After Mass in the town’s Main Square the Corpus Christi procession set forth with the Archbishop carrying the Sacred Host monstrance under a baroque canopy held up by guild members. Local dignitaries, the civic band, and townsfolk with their children accompanied the procession together with singing of religious chants, stirring sounds from the town band and the joyous ringing of bells. It was quite a noise, a totally ecstatic cacophony!

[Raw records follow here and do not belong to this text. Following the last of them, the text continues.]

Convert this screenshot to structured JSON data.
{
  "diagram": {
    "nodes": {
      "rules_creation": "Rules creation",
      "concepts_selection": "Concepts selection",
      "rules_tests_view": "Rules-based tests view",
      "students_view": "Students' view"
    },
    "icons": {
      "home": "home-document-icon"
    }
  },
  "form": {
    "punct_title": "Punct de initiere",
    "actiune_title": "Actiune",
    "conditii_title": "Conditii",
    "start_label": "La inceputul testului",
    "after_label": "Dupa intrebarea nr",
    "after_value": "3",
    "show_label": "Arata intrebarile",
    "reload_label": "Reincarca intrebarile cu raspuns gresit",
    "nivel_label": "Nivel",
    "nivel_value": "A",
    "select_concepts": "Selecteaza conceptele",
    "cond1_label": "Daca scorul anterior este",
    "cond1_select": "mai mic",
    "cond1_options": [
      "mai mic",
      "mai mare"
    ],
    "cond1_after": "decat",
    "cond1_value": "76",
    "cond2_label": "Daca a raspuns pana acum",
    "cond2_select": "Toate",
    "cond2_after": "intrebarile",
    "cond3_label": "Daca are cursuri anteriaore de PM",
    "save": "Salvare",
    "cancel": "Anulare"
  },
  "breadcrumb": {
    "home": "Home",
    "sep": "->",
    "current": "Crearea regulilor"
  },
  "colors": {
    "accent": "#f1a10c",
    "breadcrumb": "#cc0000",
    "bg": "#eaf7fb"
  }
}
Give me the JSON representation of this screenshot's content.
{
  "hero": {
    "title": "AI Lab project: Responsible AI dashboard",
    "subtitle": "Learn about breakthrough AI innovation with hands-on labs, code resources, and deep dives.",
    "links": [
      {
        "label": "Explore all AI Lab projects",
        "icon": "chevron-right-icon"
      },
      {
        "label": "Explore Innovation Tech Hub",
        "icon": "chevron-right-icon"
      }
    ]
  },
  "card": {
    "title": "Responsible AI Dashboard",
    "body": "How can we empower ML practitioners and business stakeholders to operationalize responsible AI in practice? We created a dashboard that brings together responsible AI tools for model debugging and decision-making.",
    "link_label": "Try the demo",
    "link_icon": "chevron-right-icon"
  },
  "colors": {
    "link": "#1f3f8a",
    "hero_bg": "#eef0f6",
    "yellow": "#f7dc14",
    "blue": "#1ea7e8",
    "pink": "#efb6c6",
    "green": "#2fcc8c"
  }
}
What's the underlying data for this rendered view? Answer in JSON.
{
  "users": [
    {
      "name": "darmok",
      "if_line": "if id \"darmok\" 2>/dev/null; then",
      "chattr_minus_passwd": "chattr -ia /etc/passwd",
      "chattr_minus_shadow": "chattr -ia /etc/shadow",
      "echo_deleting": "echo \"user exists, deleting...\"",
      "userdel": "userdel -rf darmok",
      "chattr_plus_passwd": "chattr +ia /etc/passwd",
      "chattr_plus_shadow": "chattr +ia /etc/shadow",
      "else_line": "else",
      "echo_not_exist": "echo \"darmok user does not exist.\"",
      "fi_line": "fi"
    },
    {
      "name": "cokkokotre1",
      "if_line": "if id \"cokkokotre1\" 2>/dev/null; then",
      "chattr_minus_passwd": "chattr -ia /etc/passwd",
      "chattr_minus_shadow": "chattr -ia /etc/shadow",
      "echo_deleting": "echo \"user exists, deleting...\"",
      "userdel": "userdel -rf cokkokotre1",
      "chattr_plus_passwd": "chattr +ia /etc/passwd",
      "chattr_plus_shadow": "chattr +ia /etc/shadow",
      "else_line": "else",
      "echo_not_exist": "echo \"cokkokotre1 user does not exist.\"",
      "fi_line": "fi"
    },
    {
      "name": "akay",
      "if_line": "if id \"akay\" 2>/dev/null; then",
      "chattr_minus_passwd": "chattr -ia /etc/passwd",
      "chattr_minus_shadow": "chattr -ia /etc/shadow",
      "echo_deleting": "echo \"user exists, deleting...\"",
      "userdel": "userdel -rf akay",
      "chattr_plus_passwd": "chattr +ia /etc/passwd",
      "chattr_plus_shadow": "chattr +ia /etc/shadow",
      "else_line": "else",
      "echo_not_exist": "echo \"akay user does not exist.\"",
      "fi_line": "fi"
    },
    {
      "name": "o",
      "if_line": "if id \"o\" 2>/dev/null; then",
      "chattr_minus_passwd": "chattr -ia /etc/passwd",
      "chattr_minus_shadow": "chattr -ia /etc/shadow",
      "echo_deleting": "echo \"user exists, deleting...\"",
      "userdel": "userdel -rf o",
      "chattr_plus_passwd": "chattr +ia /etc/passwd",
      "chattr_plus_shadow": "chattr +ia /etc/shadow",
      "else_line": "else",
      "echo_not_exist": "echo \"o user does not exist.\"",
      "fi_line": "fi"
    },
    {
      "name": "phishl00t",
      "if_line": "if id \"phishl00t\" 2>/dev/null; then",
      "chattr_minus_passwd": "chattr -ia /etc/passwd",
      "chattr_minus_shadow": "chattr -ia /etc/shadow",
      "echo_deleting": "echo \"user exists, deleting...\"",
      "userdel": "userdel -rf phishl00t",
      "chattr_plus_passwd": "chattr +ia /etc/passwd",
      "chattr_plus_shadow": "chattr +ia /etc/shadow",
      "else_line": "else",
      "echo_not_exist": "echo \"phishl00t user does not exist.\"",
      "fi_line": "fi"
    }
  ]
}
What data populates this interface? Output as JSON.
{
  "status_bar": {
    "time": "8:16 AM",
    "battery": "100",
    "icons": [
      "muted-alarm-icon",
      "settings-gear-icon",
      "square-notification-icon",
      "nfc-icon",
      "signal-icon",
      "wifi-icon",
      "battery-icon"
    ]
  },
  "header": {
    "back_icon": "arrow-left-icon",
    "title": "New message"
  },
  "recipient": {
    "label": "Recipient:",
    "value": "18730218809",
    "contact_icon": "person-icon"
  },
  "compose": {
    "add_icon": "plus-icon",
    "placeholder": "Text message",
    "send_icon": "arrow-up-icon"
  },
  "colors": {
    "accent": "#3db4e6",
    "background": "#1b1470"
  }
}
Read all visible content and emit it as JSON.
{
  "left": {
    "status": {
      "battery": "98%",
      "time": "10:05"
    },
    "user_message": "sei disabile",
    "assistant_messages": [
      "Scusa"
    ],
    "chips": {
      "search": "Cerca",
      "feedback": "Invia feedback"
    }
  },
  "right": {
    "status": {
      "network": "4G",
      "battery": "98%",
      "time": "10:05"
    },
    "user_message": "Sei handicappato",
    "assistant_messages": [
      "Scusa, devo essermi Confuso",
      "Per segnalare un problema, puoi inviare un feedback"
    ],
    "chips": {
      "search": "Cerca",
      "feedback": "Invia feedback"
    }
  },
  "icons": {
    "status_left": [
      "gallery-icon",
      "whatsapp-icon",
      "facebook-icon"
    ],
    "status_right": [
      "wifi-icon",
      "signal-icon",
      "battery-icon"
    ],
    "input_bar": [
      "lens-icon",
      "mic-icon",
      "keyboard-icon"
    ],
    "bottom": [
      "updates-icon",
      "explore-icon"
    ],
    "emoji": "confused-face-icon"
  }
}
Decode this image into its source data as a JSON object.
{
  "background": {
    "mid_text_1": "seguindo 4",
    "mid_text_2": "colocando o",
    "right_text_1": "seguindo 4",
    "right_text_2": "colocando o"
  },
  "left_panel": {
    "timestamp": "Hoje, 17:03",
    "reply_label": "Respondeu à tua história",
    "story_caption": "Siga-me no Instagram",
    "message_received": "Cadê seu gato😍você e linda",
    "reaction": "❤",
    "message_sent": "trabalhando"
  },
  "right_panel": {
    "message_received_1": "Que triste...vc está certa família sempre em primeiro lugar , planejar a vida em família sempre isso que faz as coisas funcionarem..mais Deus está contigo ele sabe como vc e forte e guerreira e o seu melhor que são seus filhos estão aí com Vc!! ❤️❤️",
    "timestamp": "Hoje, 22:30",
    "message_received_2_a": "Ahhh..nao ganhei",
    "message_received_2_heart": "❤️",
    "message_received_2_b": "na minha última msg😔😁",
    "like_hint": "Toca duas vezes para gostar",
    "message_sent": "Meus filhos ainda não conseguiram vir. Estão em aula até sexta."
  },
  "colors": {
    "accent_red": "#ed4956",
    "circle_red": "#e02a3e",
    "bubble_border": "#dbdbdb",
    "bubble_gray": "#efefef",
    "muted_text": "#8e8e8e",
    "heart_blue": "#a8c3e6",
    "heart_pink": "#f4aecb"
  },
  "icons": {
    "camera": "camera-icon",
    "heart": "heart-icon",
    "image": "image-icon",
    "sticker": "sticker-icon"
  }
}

I thought about my time spent in the ceremonies of Tibetan temple near Pisa where a mandala was being patiently created out of another humble material, sand. The climax was the destruction of the great mandala which had been painstakingly built up in the previous weeks. The mandala is a mind liberating celestial city with four gates and its eventual obliteration represents the transience of life on this planet and the fact that the celestial city is truly beyond the comprehension of anyone. I could not help drawing a parallel with what occurred in Camaiore. Although from a different religious tradition the creation of the carpets and their destruction shortly after completion by religious action amounted to the same process, the same transience of life, the futility of imagining any human parlance or immortality, the eternity of the supreme forces that direct our insignificant lives, mutability in all its inevitable impermanence – eternity in a grain of sand, immensity in a speck of sawdust.